Although such experiences of "self-transcendence" are generally thought about in religious terms, there is nothing, in principle, irrational about them. From both a scientific and philosophical point of view, they represent a clearer understanding of the way things are.
Deepening that understanding, and repeatedly cutting through the illusion of the self, is what is meant by "spirituality" in the context of this book.
OK, I'm good with that. It's how we cut through the illusion of the self that I have questions about. The way I see it, there are lots of ways to diminish the feeling of being an "I" looking at a world separate from us.
This is how I put it back in 2014 in Questions I had in Sam Harris' "Waking Up" meditation chapter.
To me, this sense [of not being a separate self] is very common. Harris studied Dzogchen under various teachers to achieve the insight he describes. Other people experience it naturally in the course of everyday life.

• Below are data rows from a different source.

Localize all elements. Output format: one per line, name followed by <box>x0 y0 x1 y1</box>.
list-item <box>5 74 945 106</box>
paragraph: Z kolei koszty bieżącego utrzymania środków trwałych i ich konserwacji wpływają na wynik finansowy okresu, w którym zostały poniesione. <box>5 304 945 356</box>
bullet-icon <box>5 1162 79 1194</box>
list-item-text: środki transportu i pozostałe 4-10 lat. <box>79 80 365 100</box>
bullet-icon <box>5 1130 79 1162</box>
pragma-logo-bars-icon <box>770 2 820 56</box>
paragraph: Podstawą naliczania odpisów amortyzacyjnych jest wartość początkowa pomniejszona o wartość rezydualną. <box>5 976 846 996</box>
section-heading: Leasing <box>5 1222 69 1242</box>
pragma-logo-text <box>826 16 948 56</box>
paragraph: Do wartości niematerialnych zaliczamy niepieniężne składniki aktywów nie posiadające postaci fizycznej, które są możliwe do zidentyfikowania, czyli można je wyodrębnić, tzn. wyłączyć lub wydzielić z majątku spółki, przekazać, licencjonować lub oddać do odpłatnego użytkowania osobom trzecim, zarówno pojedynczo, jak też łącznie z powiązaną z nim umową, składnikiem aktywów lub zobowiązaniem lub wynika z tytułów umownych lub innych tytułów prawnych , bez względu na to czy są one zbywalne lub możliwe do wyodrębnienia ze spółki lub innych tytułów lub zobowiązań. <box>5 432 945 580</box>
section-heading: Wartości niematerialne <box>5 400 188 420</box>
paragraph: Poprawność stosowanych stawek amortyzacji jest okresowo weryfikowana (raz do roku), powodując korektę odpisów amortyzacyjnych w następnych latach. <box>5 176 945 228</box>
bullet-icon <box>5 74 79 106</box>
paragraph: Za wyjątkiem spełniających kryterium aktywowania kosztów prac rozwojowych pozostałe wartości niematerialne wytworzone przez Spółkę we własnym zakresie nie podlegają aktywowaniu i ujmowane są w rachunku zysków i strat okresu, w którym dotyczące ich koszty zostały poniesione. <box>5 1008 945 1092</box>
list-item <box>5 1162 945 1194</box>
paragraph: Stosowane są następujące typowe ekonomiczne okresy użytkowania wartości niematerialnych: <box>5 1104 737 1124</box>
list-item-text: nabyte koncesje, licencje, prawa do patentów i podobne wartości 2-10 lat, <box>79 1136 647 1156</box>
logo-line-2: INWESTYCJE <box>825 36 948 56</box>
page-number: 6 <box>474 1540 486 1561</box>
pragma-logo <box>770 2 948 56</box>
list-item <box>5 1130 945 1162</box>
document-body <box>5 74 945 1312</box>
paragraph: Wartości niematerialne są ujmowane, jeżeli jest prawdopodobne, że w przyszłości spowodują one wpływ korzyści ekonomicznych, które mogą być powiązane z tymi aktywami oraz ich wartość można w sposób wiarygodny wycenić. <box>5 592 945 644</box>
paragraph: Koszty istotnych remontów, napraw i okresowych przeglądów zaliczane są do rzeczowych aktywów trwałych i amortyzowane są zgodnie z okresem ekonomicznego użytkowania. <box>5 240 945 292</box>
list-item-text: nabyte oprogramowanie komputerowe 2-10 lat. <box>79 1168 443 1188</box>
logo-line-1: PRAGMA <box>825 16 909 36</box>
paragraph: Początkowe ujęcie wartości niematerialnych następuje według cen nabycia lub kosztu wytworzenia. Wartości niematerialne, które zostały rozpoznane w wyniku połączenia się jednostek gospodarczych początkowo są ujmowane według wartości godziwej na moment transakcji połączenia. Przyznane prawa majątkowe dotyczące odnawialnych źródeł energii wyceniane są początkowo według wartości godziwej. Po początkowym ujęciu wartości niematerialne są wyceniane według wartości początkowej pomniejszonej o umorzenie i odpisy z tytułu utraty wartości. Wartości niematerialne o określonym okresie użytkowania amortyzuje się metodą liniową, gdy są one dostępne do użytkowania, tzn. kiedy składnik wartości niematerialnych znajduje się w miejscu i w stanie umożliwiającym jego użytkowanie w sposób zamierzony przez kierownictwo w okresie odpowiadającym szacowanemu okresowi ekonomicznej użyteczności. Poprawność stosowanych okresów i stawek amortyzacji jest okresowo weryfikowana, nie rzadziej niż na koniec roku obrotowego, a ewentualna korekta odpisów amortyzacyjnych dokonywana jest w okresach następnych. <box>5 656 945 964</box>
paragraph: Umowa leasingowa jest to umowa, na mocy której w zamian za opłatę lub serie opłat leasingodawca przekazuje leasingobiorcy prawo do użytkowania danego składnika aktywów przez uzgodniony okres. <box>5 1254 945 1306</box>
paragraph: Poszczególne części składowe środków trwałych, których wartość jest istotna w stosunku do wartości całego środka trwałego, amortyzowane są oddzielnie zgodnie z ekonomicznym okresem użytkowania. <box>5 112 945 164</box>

It sounds virtually identical to "flow." That pleasant feeling when the thing you are doing isn't different from the doing itself. Athletes feel it. Dancers feel it. Musicians feel it. Thinkers lost in thought feel it. People having sex feel it.
For sure, I'm no enlightened being.
But often I feel little if any distance between what I'm experiencing and my experience of it. After I finish this post I'm going to return to reading an engrossing novel. Like an engrossing movie, I get absorbed in the fictional world and temporarily forget that it isn't real.
Well, actually it is real. For me. My mind makes it so.
I think Harris makes this notion of selflessness more complicated than it needs to be. After all, since I agree with Harris (and Buddhism, and modern neuroscience) that we humans don't possess or are a self separate from the world and the goings-on of the human brain, there is no self to be gotten rid of, as is implied when people talk about losing the ego.
It's confusing that in his meditation chapter, Harris uses the analogy of looking through a window and seeing our own reflection in the glass. The way I see it, this would be a bad thing if the window is consciousness and the reflection is our sense of self. Aren't we supposed to be losing that sense?
Yet Harris writes:
Of course, you could easily direct her attention to the surface of the window by touching the glass with your hand. This would be akin to the "pointing-out instruction of Dzogchen." However, here the analogy begins to break down.
It is very difficult to imagine someone's not being able to see her reflection in a window even after years of looking -- but that is what happens when a person begins most forms of spiritual practice.
Most techniques of meditation are, in essence, elaborate ways for looking through the window in the hope that if one only sees the world in greater detail, an image of one's true face will eventually appear. Imagine a teaching like this: If you just focus on the trees swaying outside the window without distracting, you will see your true face.
Undoubtedly, such an instruction would be an obstacle to seeing what otherwise be seen directly.
But there's nothing to see. The self doesn't exist. Harris is clear about this. His main approach in the guided meditations on his Waking Up app, which I've been listening to for several years, is to look for the self that is doing the looking.
When you can't find it, that's what you're looking for: an absence, not a presence. So I favor more of a relaxed Taoist approach to meditation rather than Harris' rather serious Buddhist approach. There's no self to be found, so everywhere you look, you've succeeded in not finding it.
Congratulations! End of spiritual search!